Direct numerical simulation of a single contaminated droplet microextraction in a yield-stress fluid

The present work investigates the extraction of solute from the contaminated micro-droplet suspended in non-Newtonain viscoplastic fluids (Herschel Bulkley). The fluid flow dynamics and interfacial mass transfer phenomena near a contaminated micro-droplet have been investigated prior to the estimation of extraction efficiency. The stagnant-cap model is employed to depict the droplet that has been contaminated. Dispersed droplet systems are commonly observed in diverse facets of our everyday encounters. These systems are found in various industries, encompassing flotation, energy storage, biofuels, printing, airlift reactors, and foam manufacture, among others.
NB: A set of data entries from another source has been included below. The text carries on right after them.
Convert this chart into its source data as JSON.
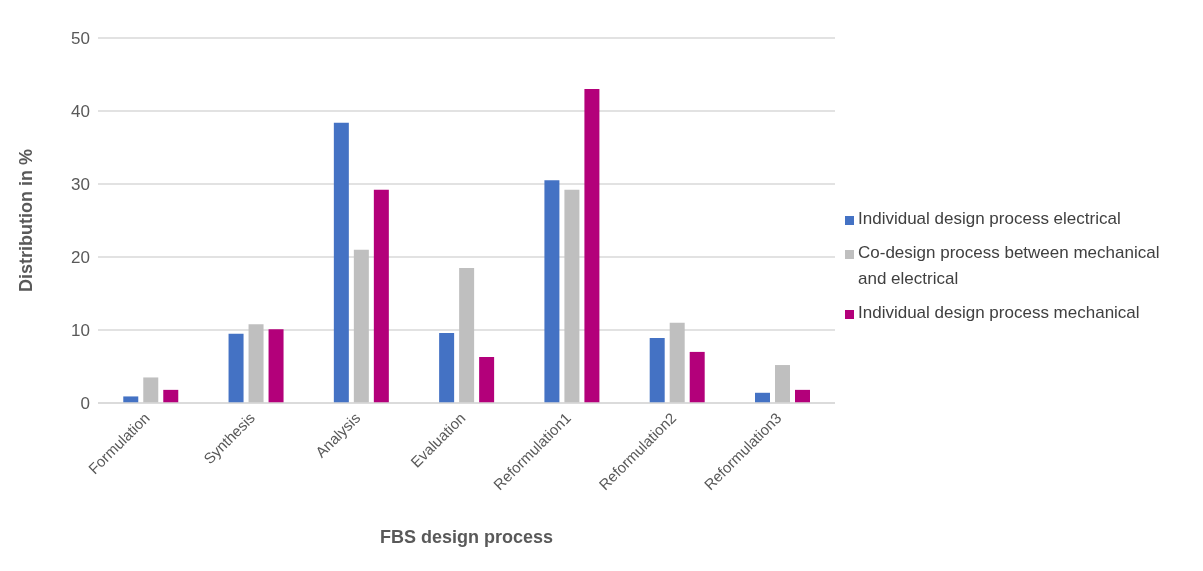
{
  "chart_data": {
    "type": "bar",
    "xlabel": "FBS design process",
    "ylabel": "Distribution in %",
    "categories": [
      "Formulation",
      "Synthesis",
      "Analysis",
      "Evaluation",
      "Reformulation1",
      "Reformulation2",
      "Reformulation3"
    ],
    "series": [
      {
        "name": "Individual design process electrical",
        "color": "#4472c4",
        "values": [
          0.9,
          9.5,
          38.4,
          9.6,
          30.5,
          8.9,
          1.4
        ]
      },
      {
        "name": "Co-design process between mechanical and electrical",
        "color": "#bfbfbf",
        "values": [
          3.5,
          10.8,
          21.0,
          18.5,
          29.2,
          11.0,
          5.2
        ]
      },
      {
        "name": "Individual design process mechanical",
        "color": "#b3007a",
        "values": [
          1.8,
          10.1,
          29.2,
          6.3,
          43.0,
          7.0,
          1.8
        ]
      }
    ],
    "ylim": [
      0,
      50
    ],
    "yticks": [
      0,
      10,
      20,
      30,
      40,
      50
    ],
    "grid": "y",
    "legend": "right"
  }
}
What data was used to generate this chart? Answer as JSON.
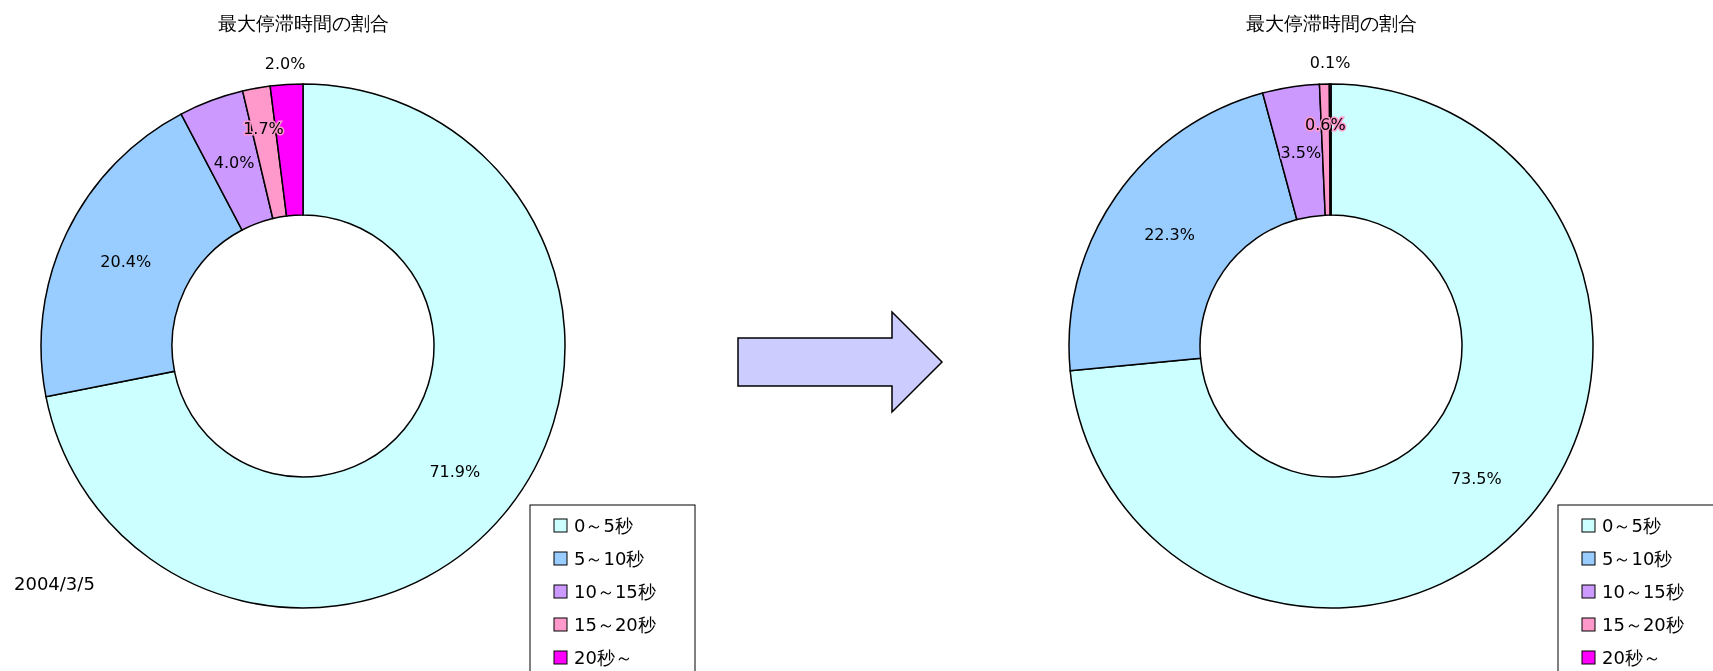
{
  "chart_data": [
    {
      "type": "donut",
      "title": "最大停滞時間の割合",
      "categories": [
        "0～5秒",
        "5～10秒",
        "10～15秒",
        "15～20秒",
        "20秒～"
      ],
      "values": [
        71.9,
        20.4,
        4.0,
        1.7,
        2.0
      ],
      "colors": [
        "#ccffff",
        "#99ccff",
        "#cc99ff",
        "#ff99cc",
        "#ff00ff"
      ],
      "value_labels": [
        "71.9%",
        "20.4%",
        "4.0%",
        "1.7%",
        "2.0%"
      ],
      "legend": "bottom right",
      "annotations": [
        "2004/3/5"
      ]
    },
    {
      "type": "donut",
      "title": "最大停滞時間の割合",
      "categories": [
        "0～5秒",
        "5～10秒",
        "10～15秒",
        "15～20秒",
        "20秒～"
      ],
      "values": [
        73.5,
        22.3,
        3.5,
        0.6,
        0.1
      ],
      "colors": [
        "#ccffff",
        "#99ccff",
        "#cc99ff",
        "#ff99cc",
        "#ff00ff"
      ],
      "value_labels": [
        "73.5%",
        "22.3%",
        "3.5%",
        "0.6%",
        "0.1%"
      ],
      "legend": "bottom right"
    }
  ]
}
The study has focused on a linear thermodynamic equilibrium relationship that exists at the interface between two fluid phases. The momentum and species transport have been solved for a range of dimensionless parameters. These parameters include theta(cap), which varies between 120 degrees and 150 degrees, the Reynolds number (1 <= Re <= 100), the Bingham number (0 <= Bn <= 5), the dispersed to continuous fluid viscosity ratio (0.5 <= mu(ratio) <= 4), and the shear-thinning index (0.4 <= n <= 1). The results have been conveyed in the form of streamlines, contours, and by delineating the regions of deformation and non-deformation. The size of the zone that undergoes yielding tends to diminish as a result of the impact of the yield stress, while the presence of inertia promotes the enlargement of the zone that remains unyielded. The extraction efficiency and Sherwood number were estimated to be a function of theta(cap), Bingham number, Reynolds number, and shear-thinning index.